Quasi stelle cadenti di una costellazione mutante, penetrano e restituiscono l’universo visivo nascosto nelle microscopiche celle delle immagini. Radicate in quella realtà pittorica cui l’artista mostra di non voler mai rinunciare, si configurano dunque come il suo sestante che oltre a innervare tutta la sua ricerca viene riproposto anche in questo straordinario viaggio, non foss’altro perché è proprio da fotografie di pitture che ha preso le mosse.

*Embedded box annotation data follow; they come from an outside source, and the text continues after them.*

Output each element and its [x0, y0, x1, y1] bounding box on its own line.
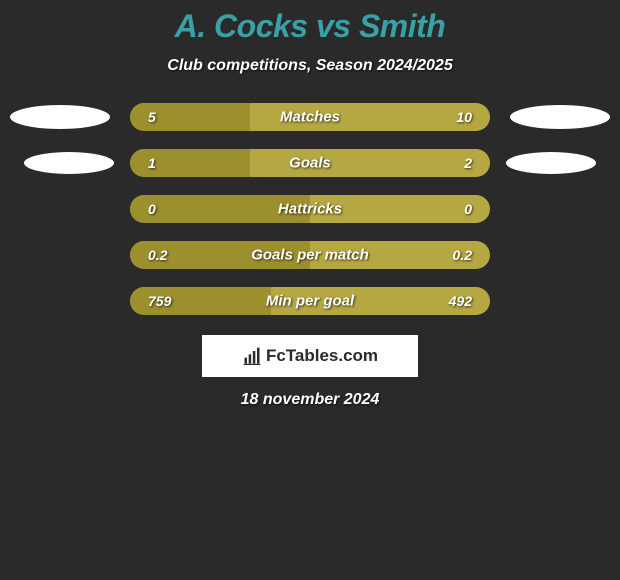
date-text: 18 november 2024	[0, 391, 620, 409]
stat-value-left: 5	[148, 109, 156, 125]
stat-label: Goals per match	[251, 247, 369, 264]
stat-value-right: 0	[464, 201, 472, 217]
stats-area: 5 Matches 10 1 Goals 2 0 Hattricks 0 0.2 Goals per…	[0, 103, 620, 315]
team-badge-left	[10, 105, 110, 129]
page-subtitle: Club competitions, Season 2024/2025	[0, 57, 620, 75]
stat-value-right: 0.2	[453, 247, 472, 263]
stat-value-left: 759	[148, 293, 171, 309]
stat-row: 5 Matches 10	[0, 103, 620, 131]
stat-label: Goals	[289, 155, 331, 172]
team-badge-left	[24, 152, 114, 174]
stat-row: 0.2 Goals per match 0.2	[0, 241, 620, 269]
stat-label: Matches	[280, 109, 340, 126]
stat-value-right: 492	[449, 293, 472, 309]
team-badge-right	[510, 105, 610, 129]
comparison-container: A. Cocks vs Smith Club competitions, Sea…	[0, 0, 620, 409]
stat-row: 1 Goals 2	[0, 149, 620, 177]
stat-value-right: 2	[464, 155, 472, 171]
page-title: A. Cocks vs Smith	[0, 8, 620, 45]
stat-value-left: 1	[148, 155, 156, 171]
stat-row: 759 Min per goal 492	[0, 287, 620, 315]
stat-label: Hattricks	[278, 201, 342, 218]
team-badge-right	[506, 152, 596, 174]
brand-box[interactable]: FcTables.com	[202, 335, 418, 377]
stat-value-left: 0	[148, 201, 156, 217]
stat-row: 0 Hattricks 0	[0, 195, 620, 223]
chart-icon	[242, 346, 262, 366]
stat-value-right: 10	[456, 109, 472, 125]
stat-value-left: 0.2	[148, 247, 167, 263]
stat-label: Min per goal	[266, 293, 354, 310]
brand-text: FcTables.com	[266, 346, 378, 366]
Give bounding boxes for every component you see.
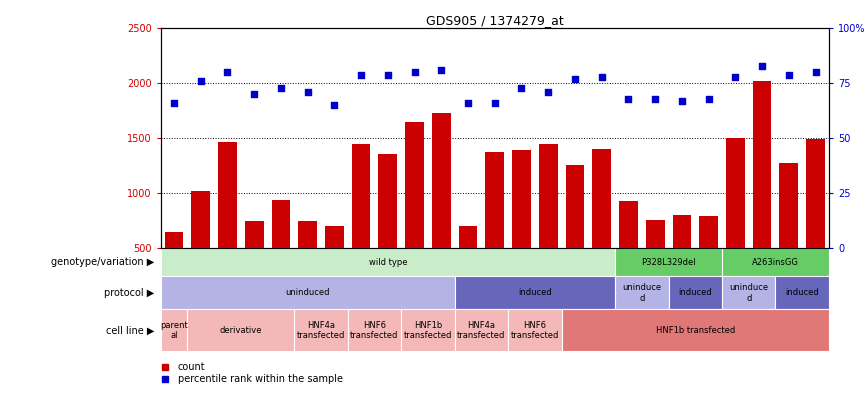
Bar xyxy=(378,154,398,248)
Text: protocol ▶: protocol ▶ xyxy=(103,288,154,298)
Text: HNF6
transfected: HNF6 transfected xyxy=(510,321,559,340)
Bar xyxy=(615,276,668,309)
Bar xyxy=(619,201,638,248)
Point xyxy=(461,100,475,107)
Text: HNF1b transfected: HNF1b transfected xyxy=(655,326,735,335)
Point xyxy=(194,78,207,84)
Point xyxy=(675,98,689,104)
Bar xyxy=(272,200,290,248)
Bar xyxy=(401,309,455,352)
Point xyxy=(274,85,288,91)
Point xyxy=(782,71,796,78)
Text: uninduce
d: uninduce d xyxy=(622,283,661,303)
Text: uninduce
d: uninduce d xyxy=(729,283,768,303)
Bar xyxy=(722,276,775,309)
Text: induced: induced xyxy=(518,288,552,297)
Bar xyxy=(458,226,477,248)
Bar xyxy=(806,139,825,248)
Point xyxy=(381,71,395,78)
Bar xyxy=(161,248,615,276)
Title: GDS905 / 1374279_at: GDS905 / 1374279_at xyxy=(426,14,563,27)
Text: wild type: wild type xyxy=(369,258,407,267)
Bar xyxy=(187,309,294,352)
Point xyxy=(755,62,769,69)
Text: genotype/variation ▶: genotype/variation ▶ xyxy=(50,257,154,267)
Text: P328L329del: P328L329del xyxy=(641,258,696,267)
Bar xyxy=(455,276,615,309)
Bar xyxy=(165,232,183,248)
Point xyxy=(408,69,422,76)
Bar xyxy=(191,191,210,248)
Bar xyxy=(700,216,718,248)
Bar xyxy=(508,309,562,352)
Bar xyxy=(539,144,557,248)
Point xyxy=(220,69,234,76)
Bar xyxy=(405,122,424,248)
Bar xyxy=(779,162,799,248)
Text: percentile rank within the sample: percentile rank within the sample xyxy=(178,374,343,384)
Point xyxy=(621,96,635,102)
Text: A263insGG: A263insGG xyxy=(752,258,799,267)
Bar xyxy=(299,221,317,248)
Text: HNF4a
transfected: HNF4a transfected xyxy=(297,321,345,340)
Text: derivative: derivative xyxy=(220,326,262,335)
Point xyxy=(568,76,582,82)
Point xyxy=(354,71,368,78)
Bar xyxy=(615,248,722,276)
Text: induced: induced xyxy=(786,288,819,297)
Point xyxy=(701,96,715,102)
Bar xyxy=(161,309,187,352)
Text: parent
al: parent al xyxy=(160,321,187,340)
Bar xyxy=(294,309,348,352)
Bar xyxy=(432,113,450,248)
Bar xyxy=(592,149,611,248)
Bar xyxy=(673,215,691,248)
Point xyxy=(728,74,742,80)
Point xyxy=(167,100,181,107)
Bar xyxy=(562,309,829,352)
Bar xyxy=(646,220,665,248)
Point xyxy=(648,96,662,102)
Bar xyxy=(455,309,508,352)
Text: uninduced: uninduced xyxy=(286,288,330,297)
Bar xyxy=(348,309,401,352)
Bar xyxy=(753,81,772,248)
Text: induced: induced xyxy=(679,288,712,297)
Bar xyxy=(668,276,722,309)
Text: HNF4a
transfected: HNF4a transfected xyxy=(457,321,505,340)
Bar xyxy=(512,150,531,248)
Point xyxy=(327,102,341,109)
Point xyxy=(488,100,502,107)
Bar xyxy=(161,276,455,309)
Point xyxy=(809,69,823,76)
Bar xyxy=(485,151,504,248)
Bar xyxy=(566,165,584,248)
Text: cell line ▶: cell line ▶ xyxy=(106,325,154,335)
Text: HNF6
transfected: HNF6 transfected xyxy=(351,321,398,340)
Bar xyxy=(352,144,371,248)
Point xyxy=(434,67,448,73)
Point xyxy=(595,74,608,80)
Text: count: count xyxy=(178,362,206,372)
Point xyxy=(515,85,529,91)
Bar xyxy=(722,248,829,276)
Bar xyxy=(775,276,829,309)
Bar xyxy=(245,221,264,248)
Point xyxy=(542,89,556,96)
Bar xyxy=(726,139,745,248)
Bar xyxy=(325,226,344,248)
Point xyxy=(300,89,314,96)
Bar xyxy=(218,142,237,248)
Text: HNF1b
transfected: HNF1b transfected xyxy=(404,321,452,340)
Point xyxy=(247,91,261,98)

Di fronte a questa parete digitale che scompone e ricompone di continuo gli infinitesimali noumeni delle immagini, l’artista ci racconta dunque di un universo che si genera al e dal loro interno. Le molteplici suggestioni che ne derivano - partiture ornamentali, eccitazioni cromatiche, esplosioni di forme, giardini in perenne trasformazione - scorrono in un flusso apparentemente senza fine descrivendo un palinsesto di segni incontenibile e irrefrenabile. Sono lo spazio e il tempo della memoria e del presente a costituirne le coordinate.
Qualche anno fa, Richter si era già cimentato in analoghe sperimentazioni in cui combinava immagine e suono e che avevano preso forma nelle installazioni temporanee del Manchester International Festival at the Whitworth (nel 2015, con Arvo Pärt) e del The Shed di New York (nel 2019, sempre con Arvo Pärt e Steve Reich).  In entrambe esplorava le profondità di un linguaggio condiviso tra pittura e musica e l’incidenza del loro impatto sull’esperienza sensoriale. Da questo punto di vista, Moving Picture (946-3) Kyoto Version aggiunge a questi precedenti un’ulteriore energia di resa quasi ipnotica.
E se nulla è fermo, tutto è un flusso, in questo perenne dinamico divenire, Richter in fondo sembrerebbe volerci dire che anch’essa, la pittura, come forse Galileo disse della Terra, vive. …e pur si muove… infatti, ancora e ancora con incessanti approssimazioni, esperimenti, inizi.

Gennaio 2025

1) “Conversation with Jan-Thorn Prikker concerning the 18 October 1977 cycle, 1989” in, Richter, Gerhard, Dietmar Elger, and Hans Ulrich Obrist, Writings, Interviews and Letters: 1961–2007, London: Thames and Hudson, 2009, p. 235.
2) Gerhard Richter. Moving Picture (946-3) Kyoto Version. Gagosian, Roma, 6 dicembre 2024 – 1° febbraio 2025.